Hughes connects the present with the distant past, implying that past
violence is embedded in the land, re-emerging in the form of these
aggressive plants.
- Masculinity and Warfare
The imagery is distinctly masculine and combative, with
thistles likened to “splintered weapons” and “fistfuls,” suggesting male
aggression, pride, and the warrior spirit.
Structure and Form
The poem
consists of three unrhymed tercets (three-line stanzas) followed by a
final quatrain. The lack of rhyme or regular meter gives it a harsh,
irregular rhythm that mirrors the jagged subject matter of thistles and
conflict. The free verse form reinforces a sense of unpredictability and
natural disorder, much like the uncontrollable resurgence of the thistles
themselves.
Style and Language
Hughes’s
style is compressed, vivid, and violent, marked by terse syntax and
dense metaphors. He frequently uses enjambment, allowing ideas to spill
over lines without pause, which creates a relentless, driving momentum.
The language
is striking and tactile, filled with hard consonants and guttural
sounds (e.g., "crackle", "spike", "burst",
"thrust") that mimic the physical toughness of the thistles and the
brutal imagery they evoke.
Tone and Mood
- Tone: The tone is grim, intense, and reverent,
almost mythic in its elevation of the thistles from simple weeds to
ancient warriors. There is also an undercurrent of awe and fatalism,
as if the speaker respects the thistles’ power even while recognizing
their destructiveness.
- Mood: The mood is ominous and combative,
with a sense of unease and relentless struggle. It evokes the atmosphere
of a battlefield—raw, unsettled, and bound to erupt again.
Literary Devices
- Metaphor: The thistles are persistently metaphorized
as warriors—“fistful of splintered weapons,” “sons…stiff with weapons.”
- Personification: Thistles “spike,” “crackle,” and “fight
back,” granting them human-like will and purpose.
- Alliteration: Phrases like “hoeing hands,” and “blue-black
pressure,” reinforce the poem’s rhythmic
harshness.
- Imagery: Vivid sensory images like “plume of blood”

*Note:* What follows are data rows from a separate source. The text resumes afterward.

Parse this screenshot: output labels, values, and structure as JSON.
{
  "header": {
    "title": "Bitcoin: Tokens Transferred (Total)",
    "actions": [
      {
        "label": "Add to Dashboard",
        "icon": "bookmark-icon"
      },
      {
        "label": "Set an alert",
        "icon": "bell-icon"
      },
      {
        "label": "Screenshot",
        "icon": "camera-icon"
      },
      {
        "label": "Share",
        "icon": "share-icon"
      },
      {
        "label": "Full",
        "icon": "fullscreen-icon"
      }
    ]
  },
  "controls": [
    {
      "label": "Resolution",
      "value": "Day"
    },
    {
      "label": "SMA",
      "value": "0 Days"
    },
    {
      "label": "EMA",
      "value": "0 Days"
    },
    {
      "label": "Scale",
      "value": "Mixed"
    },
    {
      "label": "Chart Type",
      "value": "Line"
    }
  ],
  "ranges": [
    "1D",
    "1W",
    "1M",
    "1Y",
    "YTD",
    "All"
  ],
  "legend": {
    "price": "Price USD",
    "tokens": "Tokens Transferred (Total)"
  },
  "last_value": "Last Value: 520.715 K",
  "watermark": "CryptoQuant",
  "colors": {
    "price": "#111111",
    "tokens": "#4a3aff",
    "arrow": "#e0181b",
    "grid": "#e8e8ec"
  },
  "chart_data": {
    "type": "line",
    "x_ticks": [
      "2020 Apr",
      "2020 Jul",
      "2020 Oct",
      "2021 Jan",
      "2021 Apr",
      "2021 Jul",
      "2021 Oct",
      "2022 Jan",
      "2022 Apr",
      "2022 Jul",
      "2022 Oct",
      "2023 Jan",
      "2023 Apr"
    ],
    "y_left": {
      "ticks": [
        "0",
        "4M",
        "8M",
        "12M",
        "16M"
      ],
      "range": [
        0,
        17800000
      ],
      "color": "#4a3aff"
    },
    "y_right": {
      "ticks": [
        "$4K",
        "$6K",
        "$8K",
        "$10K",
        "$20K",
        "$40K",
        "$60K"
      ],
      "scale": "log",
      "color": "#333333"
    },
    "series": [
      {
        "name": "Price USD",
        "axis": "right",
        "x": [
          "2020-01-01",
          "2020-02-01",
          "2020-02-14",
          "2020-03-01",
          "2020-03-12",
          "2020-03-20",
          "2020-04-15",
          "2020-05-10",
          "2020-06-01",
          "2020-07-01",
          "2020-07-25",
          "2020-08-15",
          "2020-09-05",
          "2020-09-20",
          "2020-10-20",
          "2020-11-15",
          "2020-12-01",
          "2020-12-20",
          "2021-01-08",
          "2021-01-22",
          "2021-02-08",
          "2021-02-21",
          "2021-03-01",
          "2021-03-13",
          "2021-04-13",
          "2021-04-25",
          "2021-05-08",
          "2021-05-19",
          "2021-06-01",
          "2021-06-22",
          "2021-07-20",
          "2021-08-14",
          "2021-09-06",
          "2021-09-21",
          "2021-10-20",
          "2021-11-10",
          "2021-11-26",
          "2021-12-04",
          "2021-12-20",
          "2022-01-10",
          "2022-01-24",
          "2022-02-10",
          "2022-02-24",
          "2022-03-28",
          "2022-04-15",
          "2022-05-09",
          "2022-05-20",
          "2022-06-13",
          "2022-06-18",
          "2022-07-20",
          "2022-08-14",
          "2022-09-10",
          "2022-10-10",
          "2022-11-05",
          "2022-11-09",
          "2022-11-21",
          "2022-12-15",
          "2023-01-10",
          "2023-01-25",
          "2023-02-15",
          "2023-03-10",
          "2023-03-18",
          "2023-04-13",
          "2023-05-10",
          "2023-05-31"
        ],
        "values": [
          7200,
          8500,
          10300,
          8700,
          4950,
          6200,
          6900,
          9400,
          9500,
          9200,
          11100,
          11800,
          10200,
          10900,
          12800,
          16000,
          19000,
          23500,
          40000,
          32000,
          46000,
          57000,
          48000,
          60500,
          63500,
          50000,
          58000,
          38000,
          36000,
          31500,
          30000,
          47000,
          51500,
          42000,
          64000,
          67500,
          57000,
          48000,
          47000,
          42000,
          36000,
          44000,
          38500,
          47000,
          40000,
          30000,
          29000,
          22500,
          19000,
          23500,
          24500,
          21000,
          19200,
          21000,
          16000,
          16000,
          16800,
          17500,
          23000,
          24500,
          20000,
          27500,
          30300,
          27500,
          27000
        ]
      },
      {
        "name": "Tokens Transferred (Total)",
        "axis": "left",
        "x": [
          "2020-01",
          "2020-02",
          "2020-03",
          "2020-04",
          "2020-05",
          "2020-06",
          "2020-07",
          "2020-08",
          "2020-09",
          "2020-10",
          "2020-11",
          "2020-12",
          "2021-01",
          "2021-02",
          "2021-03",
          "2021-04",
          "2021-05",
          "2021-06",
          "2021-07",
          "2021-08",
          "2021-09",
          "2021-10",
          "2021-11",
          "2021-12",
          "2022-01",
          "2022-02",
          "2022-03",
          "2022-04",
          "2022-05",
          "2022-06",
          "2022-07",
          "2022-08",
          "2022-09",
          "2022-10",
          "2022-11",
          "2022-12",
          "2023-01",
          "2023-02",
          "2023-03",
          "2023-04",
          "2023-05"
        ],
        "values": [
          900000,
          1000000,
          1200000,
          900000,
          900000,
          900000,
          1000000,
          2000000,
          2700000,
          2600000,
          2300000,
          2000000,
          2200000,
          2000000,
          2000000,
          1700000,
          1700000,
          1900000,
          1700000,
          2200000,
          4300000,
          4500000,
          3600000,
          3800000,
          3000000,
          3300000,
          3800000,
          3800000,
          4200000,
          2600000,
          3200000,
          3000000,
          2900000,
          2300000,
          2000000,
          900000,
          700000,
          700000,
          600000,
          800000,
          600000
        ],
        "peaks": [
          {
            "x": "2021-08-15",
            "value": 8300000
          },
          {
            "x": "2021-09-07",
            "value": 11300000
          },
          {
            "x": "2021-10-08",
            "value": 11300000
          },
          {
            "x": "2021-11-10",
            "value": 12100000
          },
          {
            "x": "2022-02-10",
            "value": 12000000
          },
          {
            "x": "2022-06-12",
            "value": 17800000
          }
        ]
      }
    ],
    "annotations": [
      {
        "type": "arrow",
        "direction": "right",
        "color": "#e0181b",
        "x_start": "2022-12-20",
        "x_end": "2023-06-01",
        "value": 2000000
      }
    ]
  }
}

and “Icelandic frost” appeal to sight, touch, and temperature, creating a
chilling, martial landscape.
- Historical Allusion: The mention of “Vikings” and “Icelandic
frost” connects the natural world to a specific historical narrative of
conquest and endurance.
- Symbolism: The thistles become a symbol of cyclical
revenge, generational memory, and indestructible nature.
Conclusion
Thistles is a tightly wrought, symbolically rich poem that
exemplifies Ted Hughes’s fascination with the primal forces of nature and
violence. Through a seemingly simple subject, Hughes conjures a mythic vision
of ongoing conflict, tying together plant biology, human history, and ancestral
memory. The poem's sharp diction, relentless tone, and martial imagery leave a
lasting impression of nature as both ancient and ever-renewing—a world where
even weeds bear weapons and carry old feuds into new seasons.